1. De rechtbank/voorzieningenrechter (hierna: de rechtbank) doet, gelet op de aangevoerde gronden en in het licht van de bestendige en actuele jurisprudentie op grond van artikelen 8:54, eerste lid, en 8:83, derde lid van de Algemene wet bestuursrecht (Awb) uitspraak zonder zitting omdat redelijkerwijs geen twijfel kan bestaan dat het beroep niet-ontvankelijk is.
2. Eiser stelt geboren te zijn op [GEBOORTEDATUM] 1993 en de Azerbeidzjaanse nationaliteit te hebben. Hij heeft op 18 april 2019 de onderhavige aanvraag ingediend. Verweerder heeft vastgesteld dat Frankrijk verantwoordelijk is voor het verzoek om internationale bescherming. Frankrijk heeft het claimakkoord bevestigd.
3. Eiser voert in beroep aan dat verweerder ten aanzien van Frankrijk in zijn geval niet langer mag uitgaan van het interstatelijk vertrouwensbeginsel. Hij heeft betoogd dat hij er niet in is geslaagd zich aan te melden om daadwerkelijk een asielaanvraag in te dienen en dat hij er ook niet in slaagt een klacht in te dienen bij de bevoegde Franse autoriteiten.
4. De rechtbank overweegt dat, gelet op het interstatelijk vertrouwensbeginsel, verweerder er in zijn algemeenheid van uit mag gaan dat Frankrijk zijn verdragsverplichtingen (ten opzichte van eiser) nakomt. De rechtbank overweegt dat, gelet op het interstatelijk vertrouwensbeginsel, verweerder er in zijn algemeenheid van uit mag gaan dat Frankrijk zijn verdragsverplichtingen (ten opzichte van eiser) nakomt. Het ligt daarom op de weg van eiser om aannemelijk te maken dat Frankrijk dit niet doet. Naar het oordeel van de rechtbank heeft verweerder zich terecht op het standpunt gesteld dat eiser hierin niet is geslaagd. Hetgeen eiser heeft aangevoerd in beroep is onvoldoende voor de rechtbank hierover anders te oordelen.
5. Verweerder heeft zich, naar het oordeel van de rechtbank, op het standpunt kunnen stellen dat niet is gebleken van dermate bijzondere, individuele omstandigheden waaruit volgt dat eiser niet aan Frankrijk zou kunnen worden overgedragen.
6. Gelet op het voorgaande heeft verweerder de aanvraag van eiser terecht niet in behandeling genomen.
7.
Voor een proceskostenveroordeling bestaat geen aanleiding.
8. Gegeven de beslissing in de hoofdzaak is er geen aanleiding voor het treffen van een voorlopige voorziening als bedoeld in artikel 8:81 van de Awb.
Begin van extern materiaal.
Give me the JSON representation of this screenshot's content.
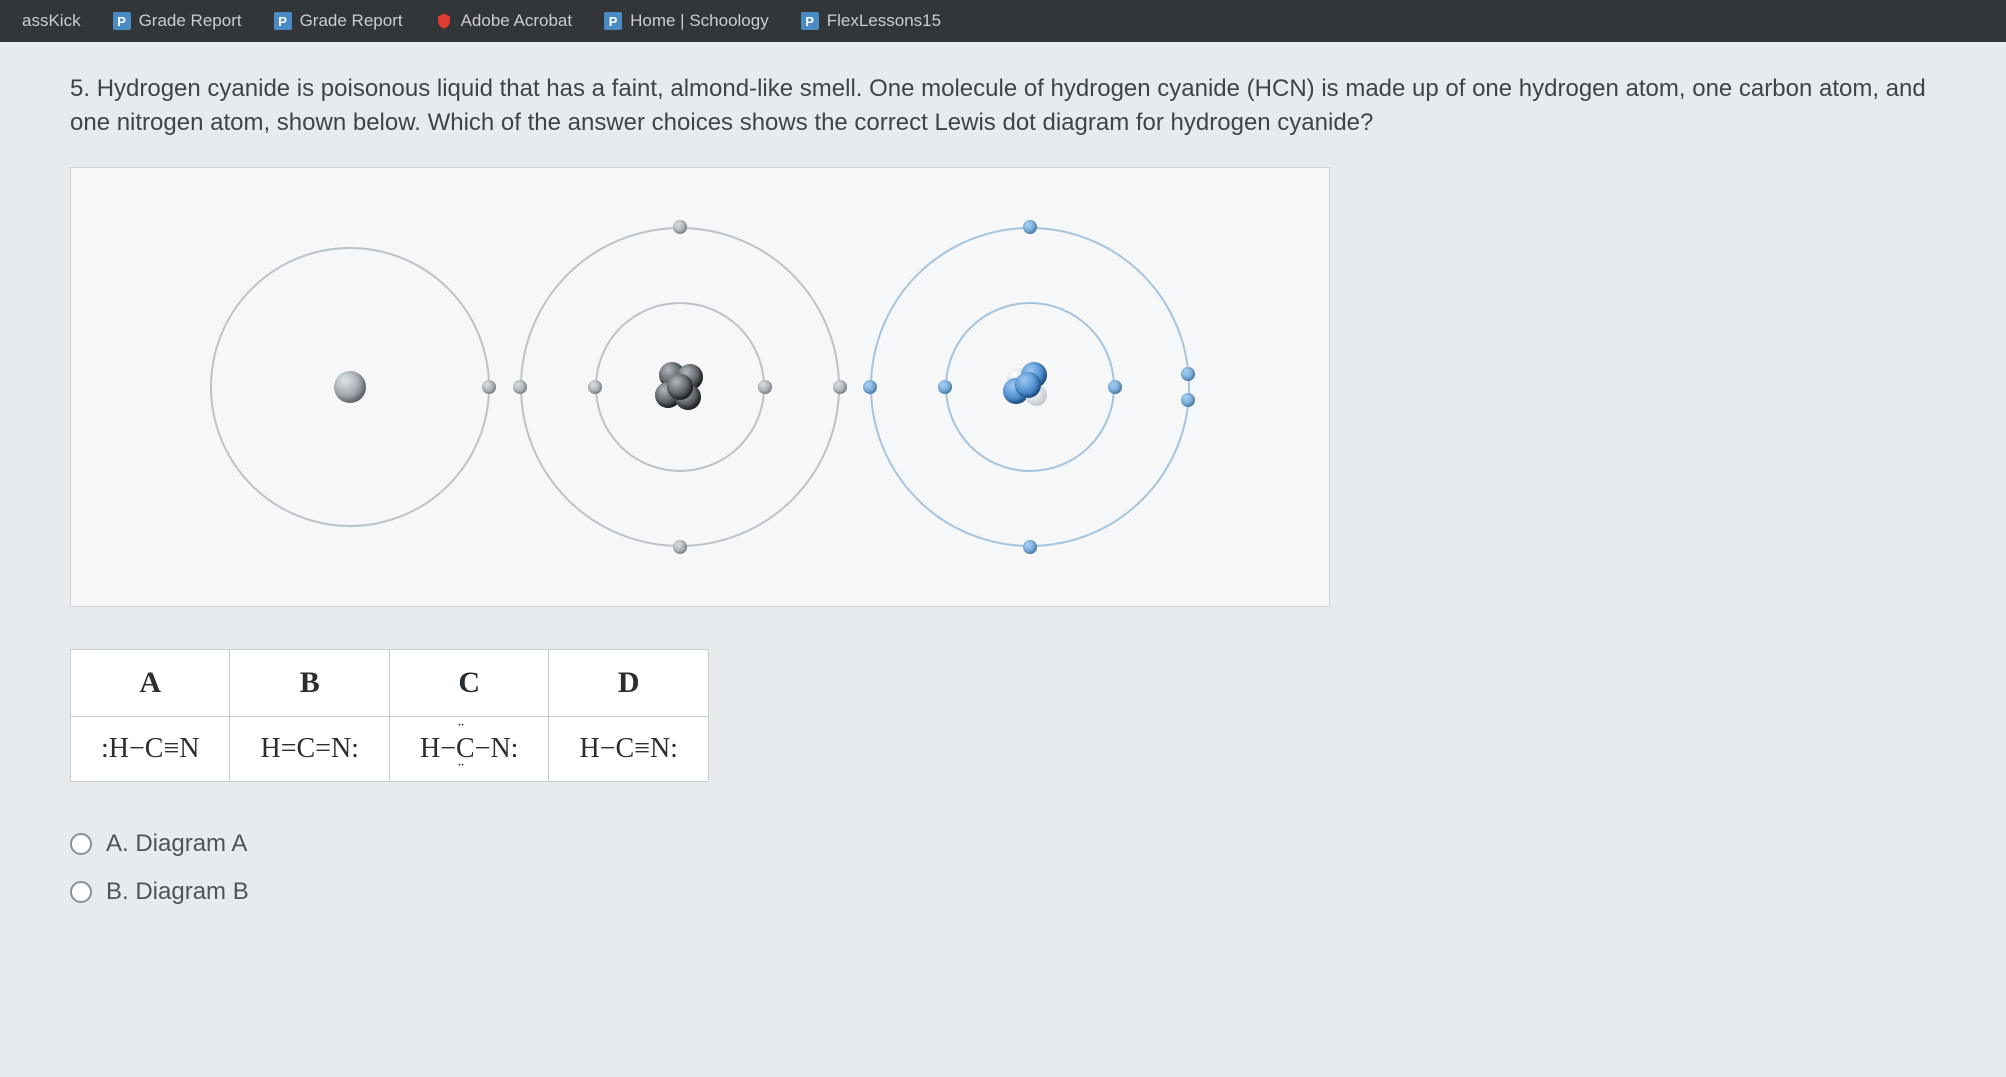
{
  "tabs": [
    {
      "label": "assKick",
      "favicon": ""
    },
    {
      "label": "Grade Report",
      "favicon": "P"
    },
    {
      "label": "Grade Report",
      "favicon": "P"
    },
    {
      "label": "Adobe Acrobat",
      "favicon": "acrobat"
    },
    {
      "label": "Home | Schoology",
      "favicon": "P"
    },
    {
      "label": "FlexLessons15",
      "favicon": "P"
    }
  ],
  "question": {
    "number": "5.",
    "text": "Hydrogen cyanide is poisonous liquid that has a faint, almond-like smell. One molecule of hydrogen cyanide (HCN) is made up of one hydrogen atom, one carbon atom, and one nitrogen atom, shown below. Which of the answer choices shows the correct Lewis dot diagram for hydrogen cyanide?"
  },
  "answer_table": {
    "headers": [
      "A",
      "B",
      "C",
      "D"
    ],
    "formulas": [
      ":H−C≡N",
      "H=C=N:",
      "H−C̈−N:",
      "H−C≡N:"
    ]
  },
  "choices": [
    {
      "label": "A. Diagram A"
    },
    {
      "label": "B. Diagram B"
    }
  ],
  "atoms": {
    "hydrogen": {
      "shells": 1,
      "electrons_outer": 1,
      "nucleus": "gray"
    },
    "carbon": {
      "shells": 2,
      "electrons_inner": 2,
      "electrons_outer": 4,
      "nucleus": "dark"
    },
    "nitrogen": {
      "shells": 2,
      "electrons_inner": 2,
      "electrons_outer": 5,
      "nucleus": "blue"
    }
  }
}
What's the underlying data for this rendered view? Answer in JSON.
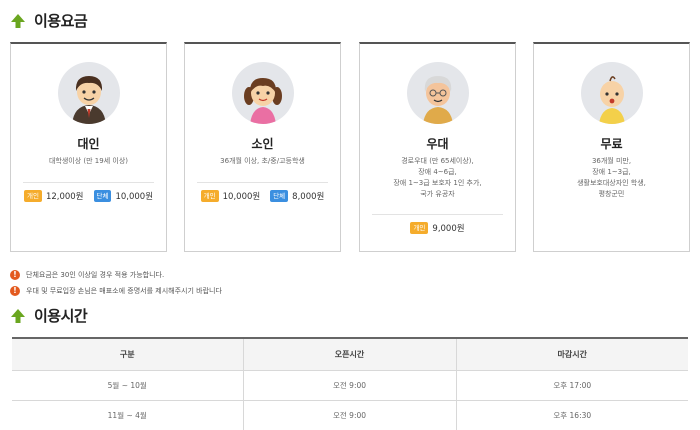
{
  "fees_section": {
    "title": "이용요금"
  },
  "cards": [
    {
      "name": "대인",
      "desc": [
        "대학생이상 (만 19세 이상)"
      ],
      "prices": [
        {
          "badge": "개인",
          "type": "individual",
          "amount": "12,000원"
        },
        {
          "badge": "단체",
          "type": "group",
          "amount": "10,000원"
        }
      ]
    },
    {
      "name": "소인",
      "desc": [
        "36개월 이상, 초/중/고등학생"
      ],
      "prices": [
        {
          "badge": "개인",
          "type": "individual",
          "amount": "10,000원"
        },
        {
          "badge": "단체",
          "type": "group",
          "amount": "8,000원"
        }
      ]
    },
    {
      "name": "우대",
      "desc": [
        "경로우대 (만 65세이상),",
        "장애 4~6급,",
        "장애 1~3급 보호자 1인 추가,",
        "국가 유공자"
      ],
      "prices": [
        {
          "badge": "개인",
          "type": "individual",
          "amount": "9,000원"
        }
      ]
    },
    {
      "name": "무료",
      "desc": [
        "36개월 미만,",
        "장애 1~3급,",
        "생활보호대상자인 학생,",
        "평창군민"
      ],
      "prices": []
    }
  ],
  "notices": [
    "단체요금은 30인 이상일 경우 적용 가능합니다.",
    "우대 및 무료입장 손님은 매표소에 증명서를 제시해주시기 바랍니다"
  ],
  "hours_section": {
    "title": "이용시간"
  },
  "hours_table": {
    "headers": [
      "구분",
      "오픈시간",
      "마감시간"
    ],
    "rows": [
      [
        "5월 ~ 10월",
        "오전 9:00",
        "오후 17:00"
      ],
      [
        "11월 ~ 4월",
        "오전 9:00",
        "오후 16:30"
      ]
    ]
  },
  "colors": {
    "individual_badge": "#f5ac2c",
    "group_badge": "#3b8fe0",
    "notice_icon": "#e35a1f",
    "arrow": "#6aa620"
  },
  "icons": {
    "section_arrow": "green-up-arrow-icon",
    "notice": "exclamation-icon"
  }
}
Het verzoek om een voorlopige voorziening wordt om die reden afgewezen.

Beslissing

- de rechtbank verklaart het beroep ongegrond;
- de voorzieningenrechter wijst het verzoek om een voorlopige voorziening af.
Deze uitspraak is gedaan door mr. G.P. Kleijn, rechter en voorzieningenrechter, in aanwezigheid van mr. M. Tijsma, griffier.
griffier rechter
Deze uitspraak is in het openbaar gedaan, en bekendgemaakt op 12 augustus 2019.

Rechtsmiddel

Tegen deze uitspraak, voor zover daarbij op het beroep is beslist, kan binnen zes weken na de dag van bekendmaking daarvan verzet worden ingesteld bij deze rechtbank. De indiener van het verzetschrift kan daarbij vragen in de gelegenheid te worden gesteld over het verzet te worden gehoord.